Description
It appears that engine.io is double-decoding (and double-encoding) UTF8 strings for polling clients. In particular, if polling clients specify any content-type besides 'application/octet-stream'
, engine.io calls req.setEncoding('utf8')
, the request data is decoded as UTF8, and the resulting string is passed on to engine.io-parser, which then attempts to call utf8.decode()
. Since the string has already been decoded from UTF8, this fails*. This is what I've observed from tinkering with the server side, and from talking to @nuclearace about his issues I suspect messages being sent to polling clients are double-encoded too.
The following demonstrates the issue (note that I added a console.log(e) in the exception handler where utf8.decode() is called):
> p.decodePayload('20:42["stringTest","π"]')

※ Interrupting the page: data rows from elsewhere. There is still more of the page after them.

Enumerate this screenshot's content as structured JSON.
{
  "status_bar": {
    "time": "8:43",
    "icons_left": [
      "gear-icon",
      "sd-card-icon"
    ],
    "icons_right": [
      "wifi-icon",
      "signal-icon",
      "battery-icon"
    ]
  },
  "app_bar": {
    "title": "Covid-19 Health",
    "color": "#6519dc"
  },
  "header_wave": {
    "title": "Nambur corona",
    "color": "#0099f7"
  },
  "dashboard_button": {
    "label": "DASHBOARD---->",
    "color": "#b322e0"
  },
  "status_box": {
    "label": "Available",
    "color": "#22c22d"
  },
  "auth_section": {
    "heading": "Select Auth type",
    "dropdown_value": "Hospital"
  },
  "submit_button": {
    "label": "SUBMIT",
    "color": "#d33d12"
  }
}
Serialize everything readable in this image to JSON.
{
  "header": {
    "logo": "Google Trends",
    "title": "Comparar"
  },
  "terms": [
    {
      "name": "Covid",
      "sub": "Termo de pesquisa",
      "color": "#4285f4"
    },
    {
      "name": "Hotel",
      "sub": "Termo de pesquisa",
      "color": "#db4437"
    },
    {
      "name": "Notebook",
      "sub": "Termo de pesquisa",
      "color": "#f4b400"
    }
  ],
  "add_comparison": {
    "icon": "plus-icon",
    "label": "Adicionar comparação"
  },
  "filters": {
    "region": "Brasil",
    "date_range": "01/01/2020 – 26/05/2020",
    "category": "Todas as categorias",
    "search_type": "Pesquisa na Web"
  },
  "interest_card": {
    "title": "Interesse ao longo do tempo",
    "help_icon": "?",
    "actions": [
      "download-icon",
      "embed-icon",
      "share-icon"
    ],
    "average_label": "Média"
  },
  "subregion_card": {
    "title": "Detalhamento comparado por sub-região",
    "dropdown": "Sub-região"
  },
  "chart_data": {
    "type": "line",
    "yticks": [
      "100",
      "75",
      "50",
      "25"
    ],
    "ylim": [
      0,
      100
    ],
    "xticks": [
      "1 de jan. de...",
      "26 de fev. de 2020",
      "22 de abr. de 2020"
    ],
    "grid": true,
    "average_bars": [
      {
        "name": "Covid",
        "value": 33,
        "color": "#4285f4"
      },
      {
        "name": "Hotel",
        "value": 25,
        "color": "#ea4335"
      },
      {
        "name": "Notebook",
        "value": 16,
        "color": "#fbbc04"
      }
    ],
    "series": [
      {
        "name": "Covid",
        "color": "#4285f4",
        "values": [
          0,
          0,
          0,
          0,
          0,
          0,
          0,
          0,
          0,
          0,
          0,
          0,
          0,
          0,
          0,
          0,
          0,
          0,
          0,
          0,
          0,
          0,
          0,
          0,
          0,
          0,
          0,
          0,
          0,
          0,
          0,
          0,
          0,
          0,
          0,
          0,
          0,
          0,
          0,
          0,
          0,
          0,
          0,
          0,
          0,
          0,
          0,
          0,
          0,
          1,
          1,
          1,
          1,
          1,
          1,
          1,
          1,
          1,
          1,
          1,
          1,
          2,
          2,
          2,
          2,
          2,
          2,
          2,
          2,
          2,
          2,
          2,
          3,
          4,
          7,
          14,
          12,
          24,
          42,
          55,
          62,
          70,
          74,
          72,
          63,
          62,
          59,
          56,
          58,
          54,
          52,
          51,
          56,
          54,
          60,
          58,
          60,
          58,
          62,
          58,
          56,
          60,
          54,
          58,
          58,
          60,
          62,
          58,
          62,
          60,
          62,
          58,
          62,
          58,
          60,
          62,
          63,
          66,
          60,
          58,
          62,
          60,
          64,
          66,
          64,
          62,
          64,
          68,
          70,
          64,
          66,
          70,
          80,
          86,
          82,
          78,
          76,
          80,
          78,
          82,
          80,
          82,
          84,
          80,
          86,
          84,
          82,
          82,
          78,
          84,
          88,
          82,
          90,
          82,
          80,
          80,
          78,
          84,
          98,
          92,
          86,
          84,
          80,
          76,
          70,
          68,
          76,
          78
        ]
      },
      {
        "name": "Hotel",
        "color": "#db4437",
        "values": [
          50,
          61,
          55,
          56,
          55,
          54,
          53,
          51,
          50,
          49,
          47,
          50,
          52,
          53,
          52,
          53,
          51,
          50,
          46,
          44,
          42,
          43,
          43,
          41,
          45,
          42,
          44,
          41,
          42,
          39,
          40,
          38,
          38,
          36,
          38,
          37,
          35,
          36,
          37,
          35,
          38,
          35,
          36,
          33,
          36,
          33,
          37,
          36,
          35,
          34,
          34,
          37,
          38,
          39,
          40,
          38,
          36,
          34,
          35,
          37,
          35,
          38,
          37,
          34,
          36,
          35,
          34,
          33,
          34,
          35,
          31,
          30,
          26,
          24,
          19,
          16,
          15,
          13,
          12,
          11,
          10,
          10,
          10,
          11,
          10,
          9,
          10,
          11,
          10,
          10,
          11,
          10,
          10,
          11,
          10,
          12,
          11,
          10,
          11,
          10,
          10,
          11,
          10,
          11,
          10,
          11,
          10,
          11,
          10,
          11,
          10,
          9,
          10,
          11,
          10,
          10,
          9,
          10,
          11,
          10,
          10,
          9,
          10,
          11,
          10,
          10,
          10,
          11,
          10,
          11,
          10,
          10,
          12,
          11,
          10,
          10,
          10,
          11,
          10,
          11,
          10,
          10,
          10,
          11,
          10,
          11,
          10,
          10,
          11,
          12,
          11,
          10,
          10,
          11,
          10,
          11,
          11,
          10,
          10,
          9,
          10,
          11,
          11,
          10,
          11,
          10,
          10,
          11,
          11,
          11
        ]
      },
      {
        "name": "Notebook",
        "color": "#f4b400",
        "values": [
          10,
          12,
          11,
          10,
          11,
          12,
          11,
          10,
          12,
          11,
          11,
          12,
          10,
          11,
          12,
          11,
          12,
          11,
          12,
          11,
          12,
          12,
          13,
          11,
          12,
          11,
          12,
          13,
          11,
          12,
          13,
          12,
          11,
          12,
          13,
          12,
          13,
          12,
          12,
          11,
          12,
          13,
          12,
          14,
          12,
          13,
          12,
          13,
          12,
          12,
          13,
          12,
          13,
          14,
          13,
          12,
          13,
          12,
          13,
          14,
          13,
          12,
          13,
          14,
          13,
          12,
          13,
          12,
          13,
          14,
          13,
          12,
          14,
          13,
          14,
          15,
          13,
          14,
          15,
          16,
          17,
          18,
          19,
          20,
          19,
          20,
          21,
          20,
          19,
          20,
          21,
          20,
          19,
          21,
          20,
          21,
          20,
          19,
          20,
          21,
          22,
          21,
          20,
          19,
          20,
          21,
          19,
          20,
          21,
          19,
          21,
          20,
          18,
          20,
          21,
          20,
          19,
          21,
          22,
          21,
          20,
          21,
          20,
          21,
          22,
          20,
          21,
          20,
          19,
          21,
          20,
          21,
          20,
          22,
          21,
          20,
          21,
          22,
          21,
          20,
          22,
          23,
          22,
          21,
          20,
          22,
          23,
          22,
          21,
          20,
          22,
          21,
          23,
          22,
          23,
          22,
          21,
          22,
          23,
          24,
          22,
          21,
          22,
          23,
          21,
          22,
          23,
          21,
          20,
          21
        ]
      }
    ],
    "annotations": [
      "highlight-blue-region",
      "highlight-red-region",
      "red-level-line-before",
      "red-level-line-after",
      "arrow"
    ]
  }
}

[Error: Invalid continuation byte]
Interestingly, this alternative version works:
> b = new Buffer([0x32,0x31,0x3a,0x34,0x32,0x5b,0x22,0x73,0x74,0x72,0x69,0x6e,0x67,0x54,0x65,0x73,0x74,0x22,0x2c,0x22,0xcf,0x80,0x22,0x5d])
<Buffer 32 31 3a 34 32 5b 22 73 74 72 69 6e 67 54 65 73 74 22 2c 22 cf 80 22 5d>
> b.toString()
'21:42["stringTest","π"]'
> p.decodePayload(b.toString('binary'), function (x) { console.log(x) })

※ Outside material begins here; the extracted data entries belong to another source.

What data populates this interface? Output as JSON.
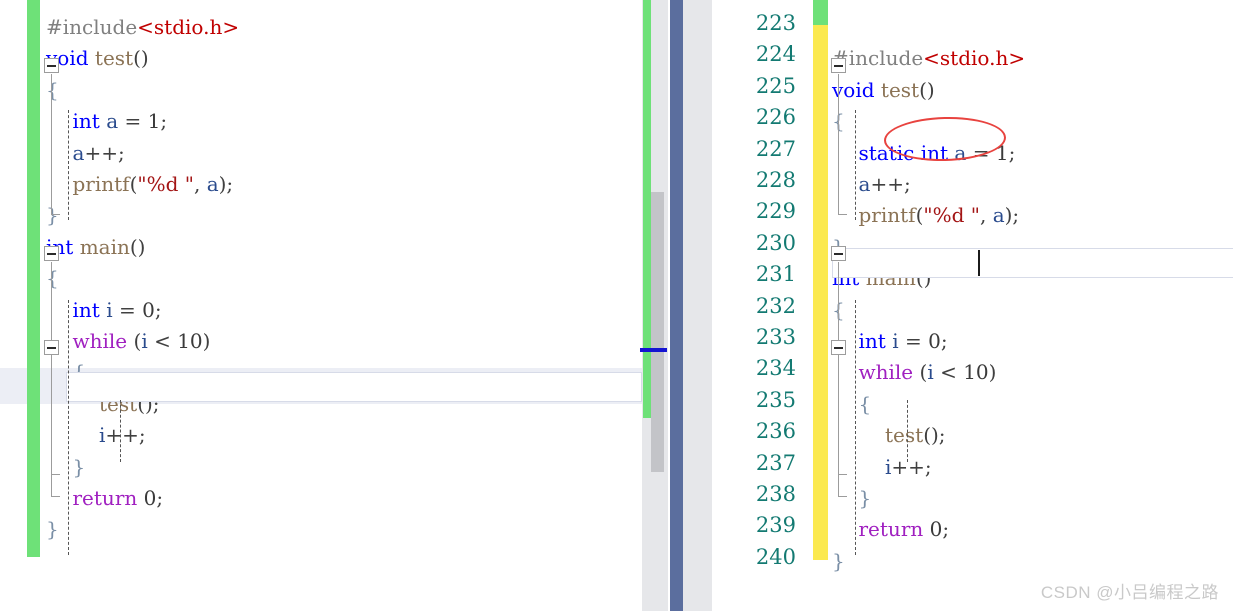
{
  "app": {
    "type": "code-editor-diff-view",
    "watermark": "CSDN @小吕编程之路"
  },
  "colors": {
    "change_bar_added": "#6ee178",
    "change_bar_modified": "#fbe94f",
    "keyword": "#0000ff",
    "control_keyword": "#a020c0",
    "identifier": "#8b7355",
    "include_path": "#c00000",
    "string": "#a31515",
    "line_number": "#137a72",
    "splitter": "#5b6e9e",
    "annotation_ellipse": "#e8433f",
    "scrollbar_thumb": "#c3c4c8",
    "scroll_marker": "#1414d2"
  },
  "left_pane": {
    "name": "left-editor",
    "has_line_numbers": false,
    "change_bar_color": "#6ee178",
    "lines": [
      {
        "indent": 0,
        "tokens": [
          {
            "t": "#include",
            "c": "pp"
          },
          {
            "t": "<stdio.h>",
            "c": "inc"
          }
        ]
      },
      {
        "indent": 0,
        "fold": "open",
        "tokens": [
          {
            "t": "void",
            "c": "kw"
          },
          {
            "t": " ",
            "c": "pl"
          },
          {
            "t": "test",
            "c": "fn"
          },
          {
            "t": "()",
            "c": "pl"
          }
        ]
      },
      {
        "indent": 0,
        "tokens": [
          {
            "t": "{",
            "c": "brc"
          }
        ]
      },
      {
        "indent": 1,
        "tokens": [
          {
            "t": "int",
            "c": "kw"
          },
          {
            "t": " ",
            "c": "pl"
          },
          {
            "t": "a",
            "c": "var"
          },
          {
            "t": " = ",
            "c": "pl"
          },
          {
            "t": "1",
            "c": "num"
          },
          {
            "t": ";",
            "c": "pl"
          }
        ]
      },
      {
        "indent": 1,
        "tokens": [
          {
            "t": "a",
            "c": "var"
          },
          {
            "t": "++;",
            "c": "pl"
          }
        ]
      },
      {
        "indent": 1,
        "tokens": [
          {
            "t": "printf",
            "c": "fn"
          },
          {
            "t": "(",
            "c": "pl"
          },
          {
            "t": "\"%d \"",
            "c": "str"
          },
          {
            "t": ", ",
            "c": "pl"
          },
          {
            "t": "a",
            "c": "var"
          },
          {
            "t": ");",
            "c": "pl"
          }
        ]
      },
      {
        "indent": 0,
        "tokens": [
          {
            "t": "}",
            "c": "brc"
          }
        ]
      },
      {
        "indent": 0,
        "fold": "open",
        "tokens": [
          {
            "t": "int",
            "c": "kw"
          },
          {
            "t": " ",
            "c": "pl"
          },
          {
            "t": "main",
            "c": "fn"
          },
          {
            "t": "()",
            "c": "pl"
          }
        ]
      },
      {
        "indent": 0,
        "tokens": [
          {
            "t": "{",
            "c": "brc"
          }
        ]
      },
      {
        "indent": 1,
        "tokens": [
          {
            "t": "int",
            "c": "kw"
          },
          {
            "t": " ",
            "c": "pl"
          },
          {
            "t": "i",
            "c": "var"
          },
          {
            "t": " = ",
            "c": "pl"
          },
          {
            "t": "0",
            "c": "num"
          },
          {
            "t": ";",
            "c": "pl"
          }
        ]
      },
      {
        "indent": 1,
        "fold": "open",
        "tokens": [
          {
            "t": "while",
            "c": "kw2"
          },
          {
            "t": " (",
            "c": "pl"
          },
          {
            "t": "i",
            "c": "var"
          },
          {
            "t": " < ",
            "c": "pl"
          },
          {
            "t": "10",
            "c": "num"
          },
          {
            "t": ")",
            "c": "pl"
          }
        ]
      },
      {
        "indent": 1,
        "current": true,
        "tokens": [
          {
            "t": "{",
            "c": "brc"
          }
        ]
      },
      {
        "indent": 2,
        "tokens": [
          {
            "t": "test",
            "c": "fn"
          },
          {
            "t": "();",
            "c": "pl"
          }
        ]
      },
      {
        "indent": 2,
        "tokens": [
          {
            "t": "i",
            "c": "var"
          },
          {
            "t": "++;",
            "c": "pl"
          }
        ]
      },
      {
        "indent": 1,
        "tokens": [
          {
            "t": "}",
            "c": "brc"
          }
        ]
      },
      {
        "indent": 1,
        "tokens": [
          {
            "t": "return",
            "c": "kw2"
          },
          {
            "t": " ",
            "c": "pl"
          },
          {
            "t": "0",
            "c": "num"
          },
          {
            "t": ";",
            "c": "pl"
          }
        ]
      },
      {
        "indent": 0,
        "tokens": [
          {
            "t": "}",
            "c": "brc"
          }
        ]
      }
    ]
  },
  "right_pane": {
    "name": "right-editor",
    "has_line_numbers": true,
    "line_numbers": [
      "223",
      "224",
      "225",
      "226",
      "227",
      "228",
      "229",
      "230",
      "231",
      "232",
      "233",
      "234",
      "235",
      "236",
      "237",
      "238",
      "239",
      "240"
    ],
    "change_bar_top_color": "#6ee178",
    "change_bar_color": "#fbe94f",
    "cursor_line": "231",
    "annotation": {
      "label": "static",
      "shape": "ellipse",
      "color": "#e8433f"
    },
    "lines": [
      {
        "indent": 0,
        "tokens": []
      },
      {
        "indent": 0,
        "tokens": [
          {
            "t": "#include",
            "c": "pp"
          },
          {
            "t": "<stdio.h>",
            "c": "inc"
          }
        ]
      },
      {
        "indent": 0,
        "fold": "open",
        "tokens": [
          {
            "t": "void",
            "c": "kw"
          },
          {
            "t": " ",
            "c": "pl"
          },
          {
            "t": "test",
            "c": "fn"
          },
          {
            "t": "()",
            "c": "pl"
          }
        ]
      },
      {
        "indent": 0,
        "tokens": [
          {
            "t": "{",
            "c": "brc"
          }
        ]
      },
      {
        "indent": 1,
        "tokens": [
          {
            "t": "static",
            "c": "kw"
          },
          {
            "t": " ",
            "c": "pl"
          },
          {
            "t": "int",
            "c": "kw"
          },
          {
            "t": " ",
            "c": "pl"
          },
          {
            "t": "a",
            "c": "var"
          },
          {
            "t": " = ",
            "c": "pl"
          },
          {
            "t": "1",
            "c": "num"
          },
          {
            "t": ";",
            "c": "pl"
          }
        ]
      },
      {
        "indent": 1,
        "tokens": [
          {
            "t": "a",
            "c": "var"
          },
          {
            "t": "++;",
            "c": "pl"
          }
        ]
      },
      {
        "indent": 1,
        "tokens": [
          {
            "t": "printf",
            "c": "fn"
          },
          {
            "t": "(",
            "c": "pl"
          },
          {
            "t": "\"%d \"",
            "c": "str"
          },
          {
            "t": ", ",
            "c": "pl"
          },
          {
            "t": "a",
            "c": "var"
          },
          {
            "t": ");",
            "c": "pl"
          }
        ]
      },
      {
        "indent": 0,
        "tokens": [
          {
            "t": "}",
            "c": "brc"
          }
        ]
      },
      {
        "indent": 0,
        "fold": "open",
        "current": true,
        "tokens": [
          {
            "t": "int",
            "c": "kw"
          },
          {
            "t": " ",
            "c": "pl"
          },
          {
            "t": "main",
            "c": "fn"
          },
          {
            "t": "()",
            "c": "pl"
          }
        ]
      },
      {
        "indent": 0,
        "tokens": [
          {
            "t": "{",
            "c": "brc"
          }
        ]
      },
      {
        "indent": 1,
        "tokens": [
          {
            "t": "int",
            "c": "kw"
          },
          {
            "t": " ",
            "c": "pl"
          },
          {
            "t": "i",
            "c": "var"
          },
          {
            "t": " = ",
            "c": "pl"
          },
          {
            "t": "0",
            "c": "num"
          },
          {
            "t": ";",
            "c": "pl"
          }
        ]
      },
      {
        "indent": 1,
        "fold": "open",
        "tokens": [
          {
            "t": "while",
            "c": "kw2"
          },
          {
            "t": " (",
            "c": "pl"
          },
          {
            "t": "i",
            "c": "var"
          },
          {
            "t": " < ",
            "c": "pl"
          },
          {
            "t": "10",
            "c": "num"
          },
          {
            "t": ")",
            "c": "pl"
          }
        ]
      },
      {
        "indent": 1,
        "tokens": [
          {
            "t": "{",
            "c": "brc"
          }
        ]
      },
      {
        "indent": 2,
        "tokens": [
          {
            "t": "test",
            "c": "fn"
          },
          {
            "t": "();",
            "c": "pl"
          }
        ]
      },
      {
        "indent": 2,
        "tokens": [
          {
            "t": "i",
            "c": "var"
          },
          {
            "t": "++;",
            "c": "pl"
          }
        ]
      },
      {
        "indent": 1,
        "tokens": [
          {
            "t": "}",
            "c": "brc"
          }
        ]
      },
      {
        "indent": 1,
        "tokens": [
          {
            "t": "return",
            "c": "kw2"
          },
          {
            "t": " ",
            "c": "pl"
          },
          {
            "t": "0",
            "c": "num"
          },
          {
            "t": ";",
            "c": "pl"
          }
        ]
      },
      {
        "indent": 0,
        "tokens": [
          {
            "t": "}",
            "c": "brc"
          }
        ]
      }
    ]
  },
  "scrollbar": {
    "name": "left-editor-vertical-scrollbar",
    "thumb_color": "#c3c4c8",
    "annotation_marker_color": "#1414d2"
  }
}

{ type: 'message', data: '2["stringTest","π"]' }
So the problem to me seems to be that the parser is expecting a raw string, but since the string is coming from node's HTTP server, it has already been decoded from UTF8, and this should only happen once.
*I assume the client is double encoding, otherwise polling would be completely broken. This issue affects 3rd-party clients that are single-encoding UTF8 strings.
EDIT: Cleaned up some terminology.